Rilke: el flaneur místico
Algunos poetas dejan de lado, sin previo aviso, un género para saltar al precipicio y arriesgarse a la novela. Sylvia Plath lo logró con su novela La campana de cristal y Rainer Maria Rilke (1875-1926) con Los cuadernos de Malte Laurids Brigge. En la novela, Rilke sigue desarrollando sus antiguas obsesiones de poeta. El universo se le presenta como una fuente de estímulos simbólicos que el recrea o destruye. Rilke es un poeta-profeta, heredero de Zarathustra.

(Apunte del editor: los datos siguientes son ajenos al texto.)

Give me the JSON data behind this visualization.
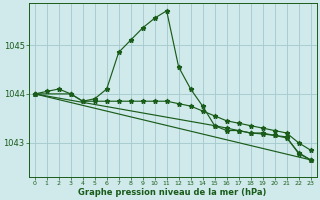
{
  "background_color": "#d0eaec",
  "grid_color": "#a8cdd0",
  "line_color": "#1a5c1a",
  "xlabel": "Graphe pression niveau de la mer (hPa)",
  "x_ticks": [
    0,
    1,
    2,
    3,
    4,
    5,
    6,
    7,
    8,
    9,
    10,
    11,
    12,
    13,
    14,
    15,
    16,
    17,
    18,
    19,
    20,
    21,
    22,
    23
  ],
  "y_ticks": [
    1043,
    1044,
    1045
  ],
  "ylim": [
    1042.3,
    1045.85
  ],
  "xlim": [
    -0.5,
    23.5
  ],
  "lines": [
    {
      "x": [
        0,
        3,
        4,
        5,
        6,
        7,
        8,
        9,
        10,
        11,
        12,
        13,
        14,
        15,
        16,
        17,
        18,
        19,
        20,
        21,
        22,
        23
      ],
      "y": [
        1044.0,
        1044.0,
        1043.85,
        1043.9,
        1044.1,
        1044.85,
        1045.1,
        1045.35,
        1045.55,
        1045.7,
        1044.55,
        1044.1,
        1043.75,
        1043.35,
        1043.25,
        1043.25,
        1043.2,
        1043.2,
        1043.15,
        1043.1,
        1042.8,
        1042.65
      ]
    },
    {
      "x": [
        0,
        1,
        2,
        3,
        4,
        5,
        6,
        7,
        8,
        9,
        10,
        11,
        12,
        13,
        14,
        15,
        16,
        17,
        18,
        19,
        20,
        21,
        22,
        23
      ],
      "y": [
        1044.0,
        1044.05,
        1044.1,
        1044.0,
        1043.85,
        1043.85,
        1043.85,
        1043.85,
        1043.85,
        1043.85,
        1043.85,
        1043.85,
        1043.8,
        1043.75,
        1043.65,
        1043.55,
        1043.45,
        1043.4,
        1043.35,
        1043.3,
        1043.25,
        1043.2,
        1043.0,
        1042.85
      ]
    },
    {
      "x": [
        0,
        23
      ],
      "y": [
        1044.0,
        1042.65
      ]
    },
    {
      "x": [
        0,
        15,
        16,
        17,
        18,
        19,
        20,
        21,
        22,
        23
      ],
      "y": [
        1044.0,
        1043.35,
        1043.3,
        1043.25,
        1043.2,
        1043.18,
        1043.15,
        1043.12,
        1042.78,
        1042.65
      ]
    }
  ]
}
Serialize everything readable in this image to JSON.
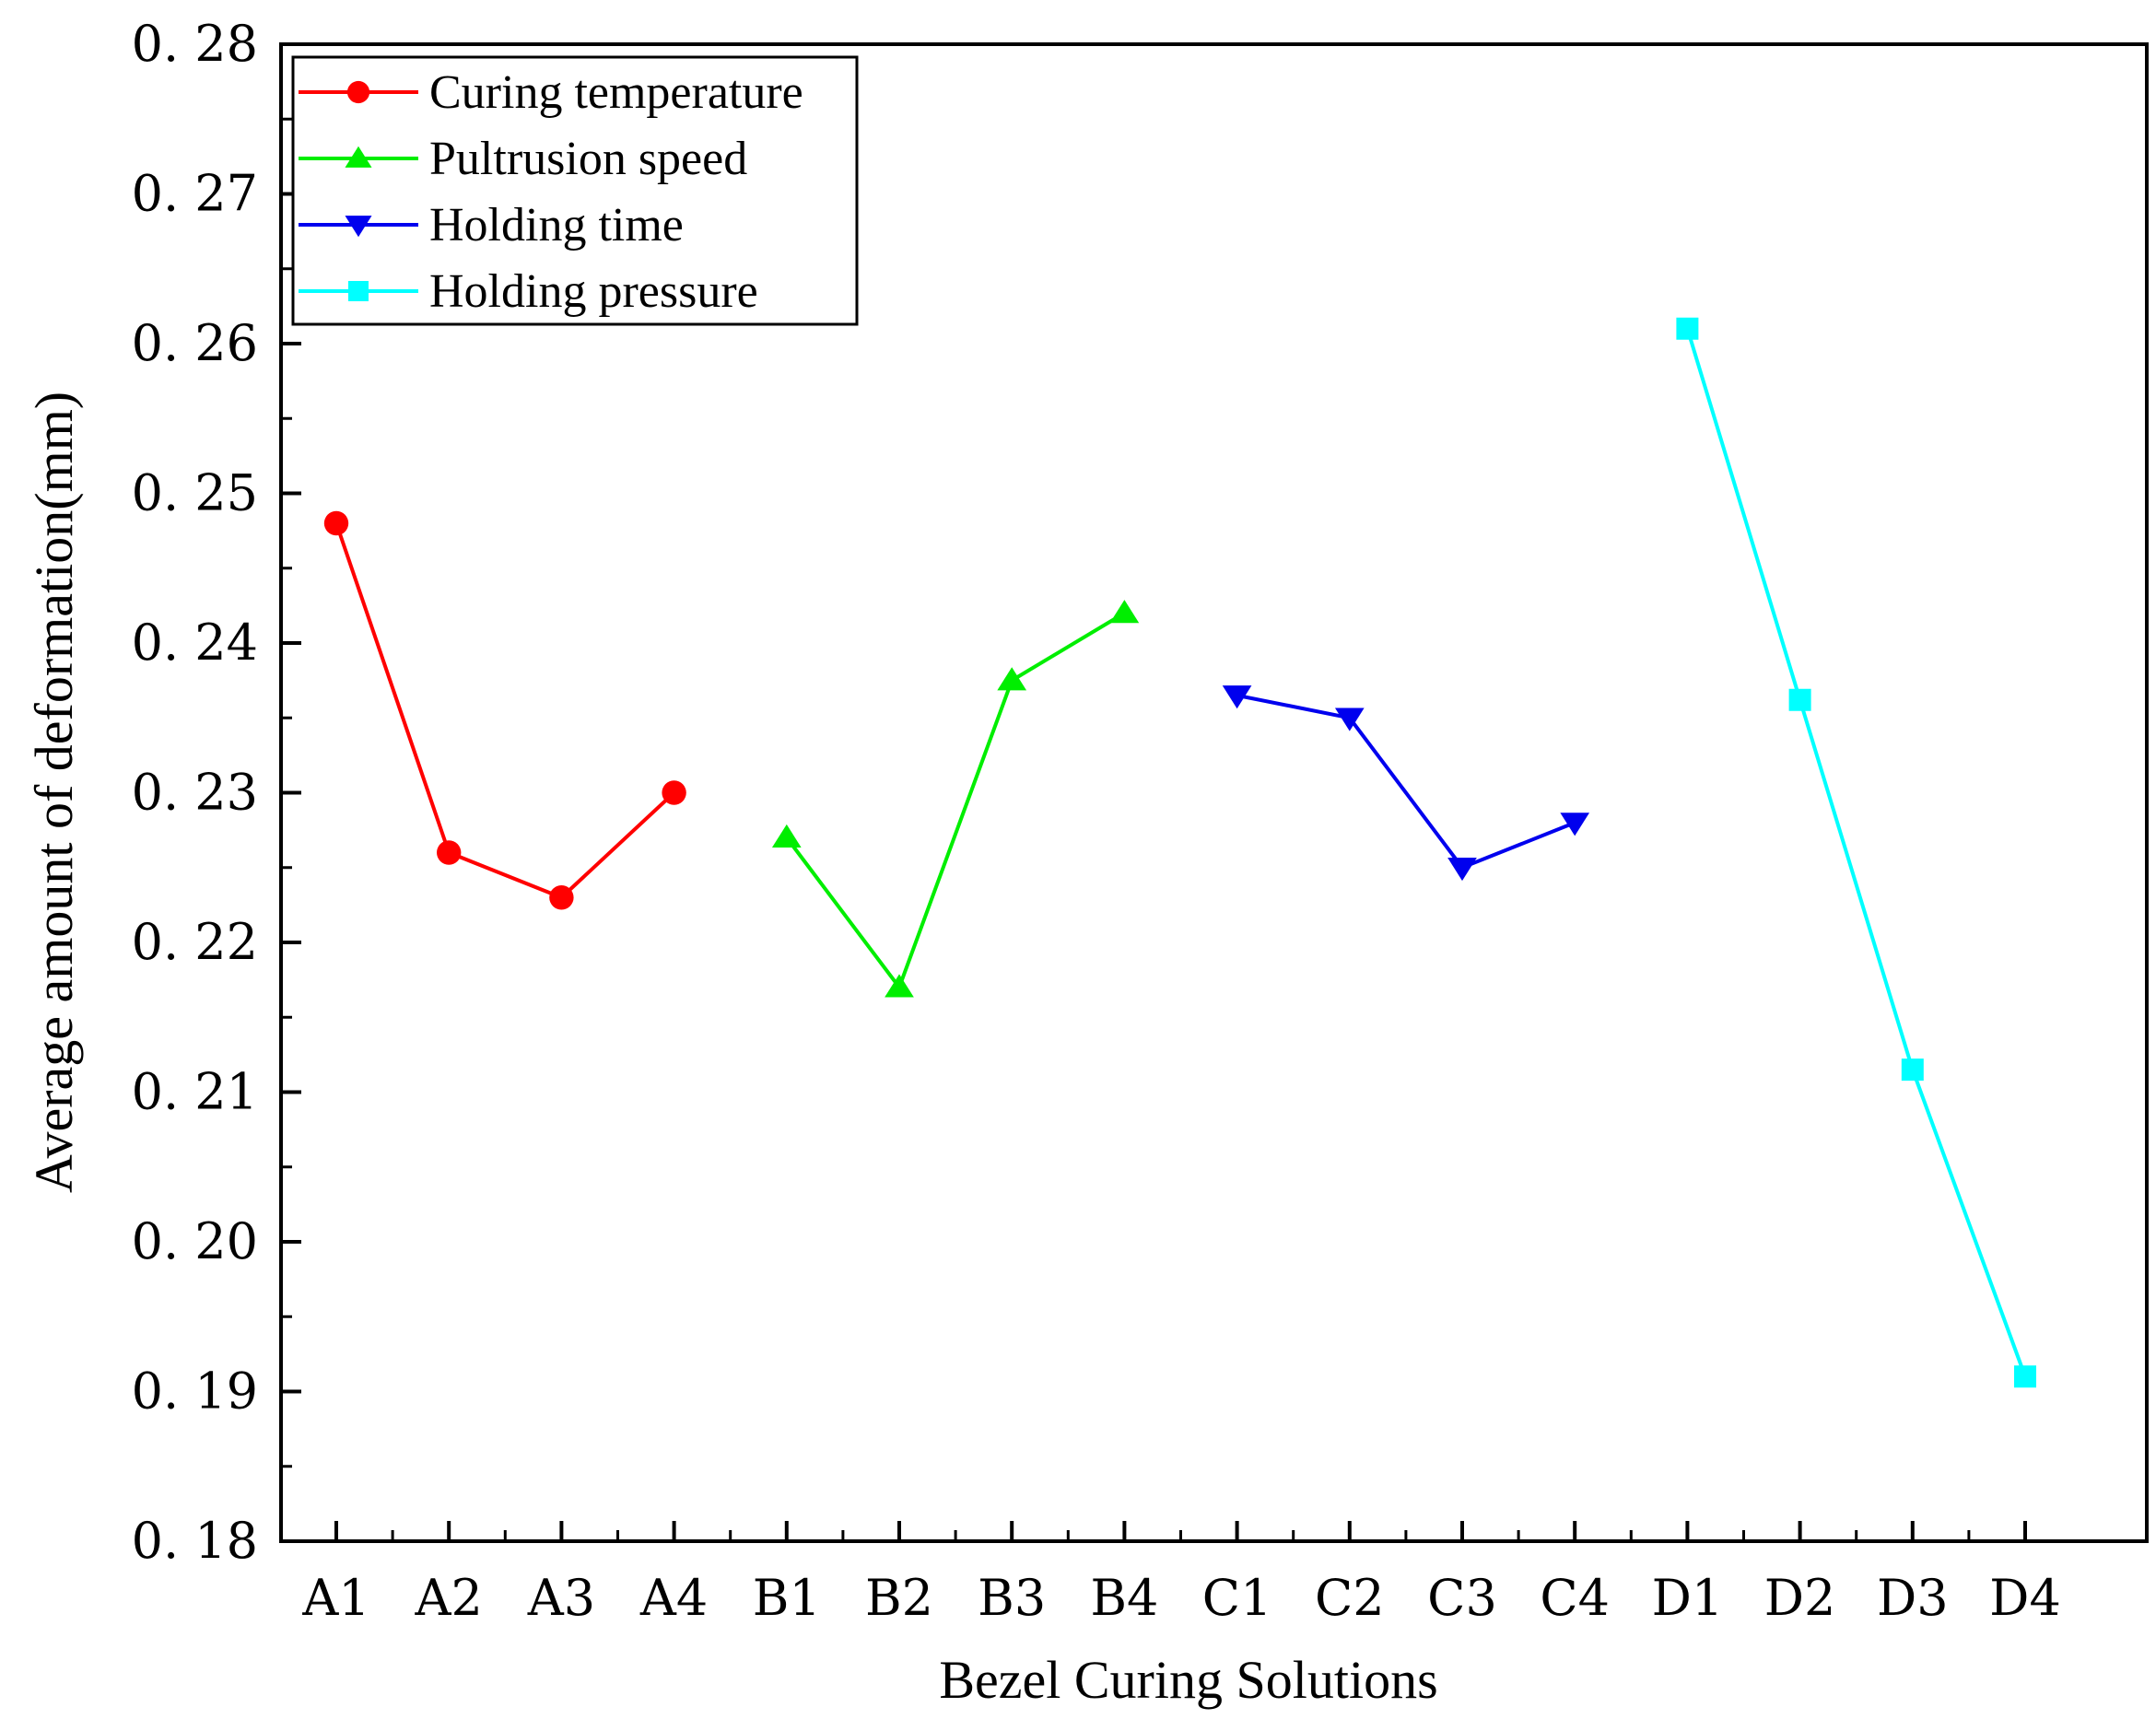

Un espíritu errabundo que deambulo por toda Europa, pero cuya casa siempre fue la lengua alemana.
Malte Laurids Brigge, un indigente-aristócrata, deambula por París como un errante de patria y espíritu. La enfermedad le sirve de apoyo para cultivar un espíritu contemplativo. Se pierde entre las cafeterías y callejones franceses mientras piensa (como Nietzsche) que dios ha muerto. La conexión entre el mundo de los entes y el mundo del ser esta irremediablemente rota. Malte Laurids Brigge está en un mundo industrial, y atomizado. ¿Qué hacer? El poeta tiene que entrenar la mirada para recibir los símbolos del mundo circundante. La muerte, entonces se toma como un símbolo, como una luz que nos refracta a nosotros y nos revela un mundo se posibilidades, de nuevas miradas, un mundo vibrante.
La revelación final enseña que el la mirada se vuelve cárcel (“el infierno está en otros”, Sartre). Los objetos encierran una prisión, nos atan, nuestras raíces se vuelven cárceles y nuestras relaciones con los demás se vuelven ataduras. El espíritu está condenado a ser libre. La revelación/maldición del poeta es la condena de lo errante. El poeta es el errante eterno, el espíritu cuya mirada tiene que huir de lo visto, el hombre que debe huir de sus pensamientos. Ser el flaneur que proclama la muerte de Dios y la condena de la libertad.